Au pays du réveil...
On sait tous que la nourriture vendue dans les McDo et autres Burger King n’est vraiment pas ce qu’il y a de plus sain. On se doute qu’à ce prix là, la qualité de la viande n’est pas extra et, si l’on a déjà mangé un « vrai » steak haché, on peut quand même remarquer un léger décalage de saveur.

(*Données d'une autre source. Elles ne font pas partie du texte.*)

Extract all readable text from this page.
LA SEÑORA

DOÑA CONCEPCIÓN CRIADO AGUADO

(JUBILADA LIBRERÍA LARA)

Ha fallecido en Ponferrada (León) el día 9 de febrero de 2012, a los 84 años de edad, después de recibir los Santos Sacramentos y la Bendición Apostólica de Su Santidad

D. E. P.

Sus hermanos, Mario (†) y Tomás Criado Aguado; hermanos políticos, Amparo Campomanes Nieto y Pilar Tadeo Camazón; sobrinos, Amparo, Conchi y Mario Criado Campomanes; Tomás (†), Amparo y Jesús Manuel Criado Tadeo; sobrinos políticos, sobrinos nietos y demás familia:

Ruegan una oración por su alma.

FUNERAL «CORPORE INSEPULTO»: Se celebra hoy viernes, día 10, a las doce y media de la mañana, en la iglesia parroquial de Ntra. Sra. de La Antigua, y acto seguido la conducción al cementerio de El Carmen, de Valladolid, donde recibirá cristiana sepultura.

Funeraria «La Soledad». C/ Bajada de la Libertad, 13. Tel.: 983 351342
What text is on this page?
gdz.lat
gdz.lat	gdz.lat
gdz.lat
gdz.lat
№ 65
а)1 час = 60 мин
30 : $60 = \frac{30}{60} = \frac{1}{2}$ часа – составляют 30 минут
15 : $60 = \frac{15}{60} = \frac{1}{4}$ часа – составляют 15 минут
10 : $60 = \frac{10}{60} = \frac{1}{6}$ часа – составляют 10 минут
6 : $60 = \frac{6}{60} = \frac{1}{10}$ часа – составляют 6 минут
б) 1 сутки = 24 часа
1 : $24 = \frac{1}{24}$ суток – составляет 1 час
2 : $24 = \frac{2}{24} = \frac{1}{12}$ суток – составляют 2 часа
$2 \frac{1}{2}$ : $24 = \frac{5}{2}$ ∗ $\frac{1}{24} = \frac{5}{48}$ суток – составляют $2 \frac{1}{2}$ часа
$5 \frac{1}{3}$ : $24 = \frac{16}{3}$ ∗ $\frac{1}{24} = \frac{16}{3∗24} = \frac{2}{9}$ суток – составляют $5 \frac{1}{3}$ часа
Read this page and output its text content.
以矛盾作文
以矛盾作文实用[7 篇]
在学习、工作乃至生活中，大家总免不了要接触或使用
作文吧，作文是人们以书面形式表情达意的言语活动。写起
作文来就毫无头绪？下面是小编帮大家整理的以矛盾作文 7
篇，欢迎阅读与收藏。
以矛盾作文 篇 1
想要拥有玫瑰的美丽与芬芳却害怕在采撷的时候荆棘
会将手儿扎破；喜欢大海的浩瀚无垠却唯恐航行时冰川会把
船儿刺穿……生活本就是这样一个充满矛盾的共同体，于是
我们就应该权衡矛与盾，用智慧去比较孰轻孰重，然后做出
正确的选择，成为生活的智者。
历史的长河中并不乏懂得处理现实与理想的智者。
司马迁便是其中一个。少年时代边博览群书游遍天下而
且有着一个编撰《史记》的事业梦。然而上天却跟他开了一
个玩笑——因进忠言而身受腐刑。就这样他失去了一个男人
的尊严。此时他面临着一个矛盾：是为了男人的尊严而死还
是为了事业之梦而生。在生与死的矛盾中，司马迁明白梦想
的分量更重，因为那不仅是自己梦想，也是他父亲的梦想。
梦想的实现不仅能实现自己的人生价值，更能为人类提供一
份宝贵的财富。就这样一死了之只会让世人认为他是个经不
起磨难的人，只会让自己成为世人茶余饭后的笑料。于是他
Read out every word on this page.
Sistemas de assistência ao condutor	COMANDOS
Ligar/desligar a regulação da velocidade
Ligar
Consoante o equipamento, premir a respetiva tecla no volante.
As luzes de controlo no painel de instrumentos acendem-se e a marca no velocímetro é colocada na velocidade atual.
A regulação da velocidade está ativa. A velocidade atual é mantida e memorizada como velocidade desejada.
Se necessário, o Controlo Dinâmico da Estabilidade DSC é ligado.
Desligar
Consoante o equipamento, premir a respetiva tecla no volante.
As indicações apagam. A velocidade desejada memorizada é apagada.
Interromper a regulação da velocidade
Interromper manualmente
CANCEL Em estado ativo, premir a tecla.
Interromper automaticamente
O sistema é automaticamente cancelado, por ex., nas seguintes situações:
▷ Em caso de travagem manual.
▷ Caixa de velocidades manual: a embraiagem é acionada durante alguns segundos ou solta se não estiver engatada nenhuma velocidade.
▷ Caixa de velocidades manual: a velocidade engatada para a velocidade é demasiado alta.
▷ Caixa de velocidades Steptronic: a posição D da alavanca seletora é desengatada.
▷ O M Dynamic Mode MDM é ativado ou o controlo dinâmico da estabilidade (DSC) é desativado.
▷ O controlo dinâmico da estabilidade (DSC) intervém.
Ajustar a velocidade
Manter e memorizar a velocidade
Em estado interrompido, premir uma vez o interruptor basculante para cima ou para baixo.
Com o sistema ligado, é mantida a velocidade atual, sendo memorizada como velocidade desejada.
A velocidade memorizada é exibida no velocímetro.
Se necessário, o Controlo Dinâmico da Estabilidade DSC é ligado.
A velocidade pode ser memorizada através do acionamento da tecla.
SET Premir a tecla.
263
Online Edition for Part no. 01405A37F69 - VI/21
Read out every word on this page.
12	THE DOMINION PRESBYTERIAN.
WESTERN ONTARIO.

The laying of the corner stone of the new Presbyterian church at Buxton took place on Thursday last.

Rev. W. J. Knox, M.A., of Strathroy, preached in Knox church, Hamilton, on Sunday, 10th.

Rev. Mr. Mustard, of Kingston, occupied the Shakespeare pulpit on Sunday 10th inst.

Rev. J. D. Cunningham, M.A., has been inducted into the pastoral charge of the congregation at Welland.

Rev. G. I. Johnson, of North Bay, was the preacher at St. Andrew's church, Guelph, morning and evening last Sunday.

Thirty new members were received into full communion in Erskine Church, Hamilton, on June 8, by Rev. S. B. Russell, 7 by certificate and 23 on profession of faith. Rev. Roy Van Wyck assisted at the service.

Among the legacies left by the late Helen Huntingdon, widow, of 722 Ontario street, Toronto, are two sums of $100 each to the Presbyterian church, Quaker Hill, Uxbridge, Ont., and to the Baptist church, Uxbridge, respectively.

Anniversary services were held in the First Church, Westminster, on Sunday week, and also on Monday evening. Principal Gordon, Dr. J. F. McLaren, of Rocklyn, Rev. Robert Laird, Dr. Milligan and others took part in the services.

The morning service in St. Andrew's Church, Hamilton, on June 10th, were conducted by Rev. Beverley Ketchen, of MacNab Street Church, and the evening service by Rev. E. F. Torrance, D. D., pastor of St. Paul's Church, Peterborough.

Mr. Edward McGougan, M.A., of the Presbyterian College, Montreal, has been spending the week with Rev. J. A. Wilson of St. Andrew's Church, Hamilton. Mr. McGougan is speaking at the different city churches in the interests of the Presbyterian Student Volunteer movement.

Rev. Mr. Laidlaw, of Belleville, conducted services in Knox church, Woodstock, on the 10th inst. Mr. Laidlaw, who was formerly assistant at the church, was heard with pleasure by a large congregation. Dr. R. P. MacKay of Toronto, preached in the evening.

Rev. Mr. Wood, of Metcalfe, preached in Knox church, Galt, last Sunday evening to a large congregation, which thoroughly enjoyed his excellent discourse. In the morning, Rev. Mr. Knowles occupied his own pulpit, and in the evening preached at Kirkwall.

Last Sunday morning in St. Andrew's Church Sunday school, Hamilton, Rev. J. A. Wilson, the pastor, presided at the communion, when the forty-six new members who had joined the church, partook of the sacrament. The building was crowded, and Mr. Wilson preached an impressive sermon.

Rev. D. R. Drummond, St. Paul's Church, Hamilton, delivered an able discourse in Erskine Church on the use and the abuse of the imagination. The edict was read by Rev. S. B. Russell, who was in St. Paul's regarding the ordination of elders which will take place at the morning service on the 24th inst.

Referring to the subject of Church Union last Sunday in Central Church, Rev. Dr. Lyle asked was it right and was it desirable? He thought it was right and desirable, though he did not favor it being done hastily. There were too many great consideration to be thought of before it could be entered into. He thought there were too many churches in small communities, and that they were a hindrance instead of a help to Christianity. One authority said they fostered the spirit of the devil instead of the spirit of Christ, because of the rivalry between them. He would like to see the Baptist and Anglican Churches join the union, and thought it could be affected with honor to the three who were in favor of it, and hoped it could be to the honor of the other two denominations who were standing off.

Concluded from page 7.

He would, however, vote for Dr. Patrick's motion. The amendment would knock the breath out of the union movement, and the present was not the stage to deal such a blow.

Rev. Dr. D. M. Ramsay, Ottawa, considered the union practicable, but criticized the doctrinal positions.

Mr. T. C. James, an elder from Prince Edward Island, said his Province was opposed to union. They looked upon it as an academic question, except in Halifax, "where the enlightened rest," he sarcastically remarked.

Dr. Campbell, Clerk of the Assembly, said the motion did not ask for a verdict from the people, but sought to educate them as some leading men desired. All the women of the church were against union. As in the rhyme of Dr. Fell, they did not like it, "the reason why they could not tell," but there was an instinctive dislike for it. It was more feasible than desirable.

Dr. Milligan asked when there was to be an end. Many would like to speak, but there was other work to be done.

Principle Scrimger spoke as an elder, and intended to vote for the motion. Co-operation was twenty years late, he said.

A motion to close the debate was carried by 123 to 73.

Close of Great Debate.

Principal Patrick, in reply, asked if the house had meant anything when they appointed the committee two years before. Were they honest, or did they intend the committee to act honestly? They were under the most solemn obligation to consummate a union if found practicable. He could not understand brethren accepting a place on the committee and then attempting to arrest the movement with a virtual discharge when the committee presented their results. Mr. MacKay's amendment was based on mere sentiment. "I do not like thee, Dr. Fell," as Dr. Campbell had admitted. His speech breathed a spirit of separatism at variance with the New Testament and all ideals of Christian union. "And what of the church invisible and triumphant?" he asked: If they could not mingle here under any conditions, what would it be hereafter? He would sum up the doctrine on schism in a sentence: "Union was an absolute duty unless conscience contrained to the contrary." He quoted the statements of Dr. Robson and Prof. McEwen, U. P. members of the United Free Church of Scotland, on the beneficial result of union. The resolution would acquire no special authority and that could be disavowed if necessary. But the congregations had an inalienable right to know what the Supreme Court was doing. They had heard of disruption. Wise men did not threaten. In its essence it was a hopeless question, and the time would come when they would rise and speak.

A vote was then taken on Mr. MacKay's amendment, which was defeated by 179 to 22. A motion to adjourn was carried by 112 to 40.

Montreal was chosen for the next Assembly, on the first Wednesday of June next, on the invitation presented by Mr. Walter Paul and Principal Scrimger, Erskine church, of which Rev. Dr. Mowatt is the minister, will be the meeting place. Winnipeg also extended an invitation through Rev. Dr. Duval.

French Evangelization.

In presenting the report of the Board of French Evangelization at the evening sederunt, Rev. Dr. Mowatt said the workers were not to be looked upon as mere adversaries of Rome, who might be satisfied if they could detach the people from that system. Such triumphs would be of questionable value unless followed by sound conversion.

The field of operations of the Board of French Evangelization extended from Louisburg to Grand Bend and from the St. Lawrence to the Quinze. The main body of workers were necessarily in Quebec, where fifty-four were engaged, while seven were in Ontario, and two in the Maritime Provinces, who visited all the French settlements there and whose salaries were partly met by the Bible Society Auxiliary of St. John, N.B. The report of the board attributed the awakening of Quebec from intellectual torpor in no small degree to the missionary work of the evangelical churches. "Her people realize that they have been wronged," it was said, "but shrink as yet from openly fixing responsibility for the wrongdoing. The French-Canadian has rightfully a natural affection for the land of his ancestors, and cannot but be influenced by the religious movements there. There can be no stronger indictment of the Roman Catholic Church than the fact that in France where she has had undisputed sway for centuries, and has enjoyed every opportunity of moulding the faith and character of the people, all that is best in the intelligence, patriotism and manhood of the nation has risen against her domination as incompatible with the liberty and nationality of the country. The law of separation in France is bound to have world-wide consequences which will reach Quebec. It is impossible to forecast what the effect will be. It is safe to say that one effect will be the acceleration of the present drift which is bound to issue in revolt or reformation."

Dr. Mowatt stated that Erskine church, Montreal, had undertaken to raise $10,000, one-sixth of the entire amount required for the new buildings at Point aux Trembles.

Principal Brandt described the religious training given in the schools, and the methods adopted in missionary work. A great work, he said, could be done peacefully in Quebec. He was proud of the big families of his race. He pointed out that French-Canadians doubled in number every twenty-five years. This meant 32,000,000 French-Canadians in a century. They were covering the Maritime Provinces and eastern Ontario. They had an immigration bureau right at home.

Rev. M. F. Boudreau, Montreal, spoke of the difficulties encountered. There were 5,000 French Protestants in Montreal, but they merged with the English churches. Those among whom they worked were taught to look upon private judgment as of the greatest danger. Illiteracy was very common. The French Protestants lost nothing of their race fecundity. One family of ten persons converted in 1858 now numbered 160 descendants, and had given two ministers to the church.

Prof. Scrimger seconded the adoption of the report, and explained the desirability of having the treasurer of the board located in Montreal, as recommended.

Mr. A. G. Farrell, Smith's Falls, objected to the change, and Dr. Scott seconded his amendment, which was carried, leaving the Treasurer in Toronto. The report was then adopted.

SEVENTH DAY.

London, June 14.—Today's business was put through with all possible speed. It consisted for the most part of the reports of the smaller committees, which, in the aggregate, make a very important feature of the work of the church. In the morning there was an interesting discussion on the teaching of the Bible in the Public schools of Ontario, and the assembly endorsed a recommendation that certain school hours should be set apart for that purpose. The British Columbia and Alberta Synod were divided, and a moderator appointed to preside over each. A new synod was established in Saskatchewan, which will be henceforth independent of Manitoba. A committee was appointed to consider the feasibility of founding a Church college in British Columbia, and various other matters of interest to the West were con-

Mais aurait-on pu imaginer autant de cynisme dans la gestion si bien ficelée de cette industrie ?
Toutes les machinations de la restauration rapide américaine sont passées au crible dans ce film… Epouvantablement réel ! Des traitements réservés aux animaux que nous mangeons jusqu’aux conditions de travail des employés des abattoirs « Fast Food Nation » nous met face à une simple évidence: la merde est le maître mot de cette industrie. Car non seulement nous la mangeons, mais elle est manipulée par des gens qui prennent l’habitude d’être traités, eux aussi, comme de la merde. Puisqu’il s’agit de remonter les maillons de la chaîne à partir d’un simple hamburger, il est inutile de mâcher nos mots : c’est parce que la merde est au sommet qu’elle se retrouve dans nos assiettes. Entre les mains de promoteurs avérés et d’industriels blanchis par des lobbies bien huilés, il est bien évident que la merde arrive intacte dans nos assiettes, ne laissant pour seule trace que l’engraissement de capitaux farineux et l’étouffement de quelques décès salés. Evidemment, le débat vire au conflit, entre des idéalistes indignés et des pseudo-réalistes résolus à « faire avec ». Evidemment… Le goût s’apprend, et le palais se fait tôt ! Alors, « évidemment », les choses doivent changer. Reste à savoir comment.
On avait déjà tâté les réalités du fast food avec « Super Size me », un documentaire dans lequel Morgan Spurlock décidait de tester pour de bon les vices du Mc Donald. Un essai fort réussi car les résultats ne laissaient aucune équivoque : on peut bel et bien mourir de la malbouffe ! Mais si l’on pouvait désormais être sûr des conséquences d’une telle nutrition, on n’avait pas encore eu accès aux coulisses de cette industrie : les causes restaient donc floues. Grâce au livre de Schlosser, elles s’éclairent un peu. Adapté par Linklater, le best-seller apportera sans doute son grain de sel dans les débats de l’opinion publique internationale. Pointant de doigt sur l’un des plus gros lobbies américain, le film mérite d’être vu comme le livre méritait d’être lu. Eric Schlosser tenait à nous mettre « le nez dans notre assiette » : le pari est réussi. Indigeste pour les yeux et le cœur, le film est à voir absolument.